World Health Organization (WHO), June 2020

  • “The likely disadvantages of the use of mask by healthy people in the general public include:
    • potential increased risk of self-contamination due to the manipulation of a face mask and subsequently touching eyes with contaminated hands;
    • potential self-contamination that can occur if non- medical masks are not changed when wet or soiled. This can create favourable conditions for microorganism to amplify;
    • potential headache and/or breathing difficulties, depending on type of mask used;
    • potential development of facial skin lesions, irritant dermatitis or worsening acne, when used frequently for long hours;
    • difficulty with communicating clearly;
    • potential discomfort;
    • a false sense of security, leading to potentially lower adherence to other critical preventive measures such as physical distancing and hand hygiene;
    • poor compliance with mask wearing, in particular by young children;
    • waste management issues; improper mask disposal leading to increased litter in public places, risk of contamination to street cleaners and environment hazard;
    • difficulty communicating for deaf persons who rely on lip reading;
    • disadvantages for or difficulty wearing them, especially for children, developmentally challenged persons, those with mental illness, elderly persons with cognitive impairment, those with asthma or chronic respiratory or breathing problems, those who have had facial trauma or recent oral maxillofacial surgery, and those living in hot and humid environments.

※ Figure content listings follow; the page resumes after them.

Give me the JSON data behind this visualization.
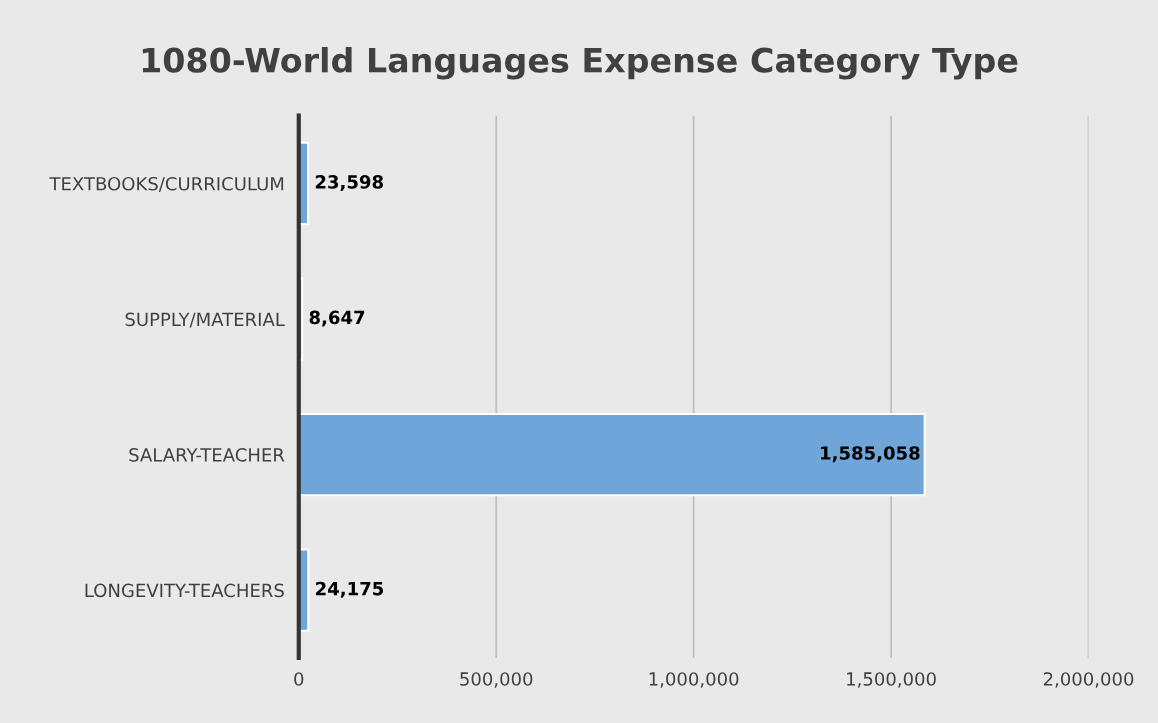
{
  "chart_data": {
    "type": "bar",
    "orientation": "horizontal",
    "title": "1080-World Languages Expense Category Type",
    "categories": [
      "TEXTBOOKS/CURRICULUM",
      "SUPPLY/MATERIAL",
      "SALARY-TEACHER",
      "LONGEVITY-TEACHERS"
    ],
    "values": [
      23598,
      8647,
      1585058,
      24175
    ],
    "color": "#6fa5d8",
    "xlim": [
      0,
      2000000
    ],
    "value_labels": [
      "23,598",
      "8,647",
      "1,585,058",
      "24,175"
    ],
    "xticks": [
      {
        "value": 0,
        "label": "0"
      },
      {
        "value": 500000,
        "label": "500,000"
      },
      {
        "value": 1000000,
        "label": "1,000,000"
      },
      {
        "value": 1500000,
        "label": "1,500,000"
      },
      {
        "value": 2000000,
        "label": "2,000,000"
      }
    ],
    "grid": "x",
    "legend": false
  }
}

The Hamburg Environmental Institute (July 2020) warned of the inhalation of chlorine compounds in polyester masks as well as problems in connection with face mask disposal.; (in German)

Psychological Damage in Children (September 11, 2020).

  • 70 Belgian doctors begged for cancellation of mask mandate at school. “In recent months, the general well-being of children and young people has come under severe pressure. We see in our practices an increasing number of children and young people with complaints due to the rules of conduct that have been imposed on them.  We diagnose anxiety and sleep problems, behavioral disorders and fear of contamination. We are seeing an increase in domestic violence, isolation and deprivation. Many lack physical and emotional contact; attachment problems and addiction are obvious.  ‘The mandatory mouth mask in schools is a major threat to their development. It ignores the essential needs of the growing child. The well-being of children and young people is highly dependent on the emotional connection with others. (…) The aim of education is to create an optimal context so that a maximum development of young people is possible. The school environment must be a safe practice field. The mouth mask obligation, on the other hand, makes the school a threatening and unsafe environment, where emotional connection becomes difficult. ‘In addition, there is no large-scale evidence that wearing face masks in a non-professional environment has any positive effect on the spread of viruses, let alone on general health.’

Unanswered questions

  • Can virions escape an evaporating droplet stuck to a mask fiber?
  • What are long-term health effects on HCW, such as headaches, arising from impeded breathing?
  • Are there negative social consequences to a masked society?
  • Are there negative psychological consequences to wearing a mask, as a fear-based behavioral modification?
  • What are the environmental consequences of mask manufacturing and disposal?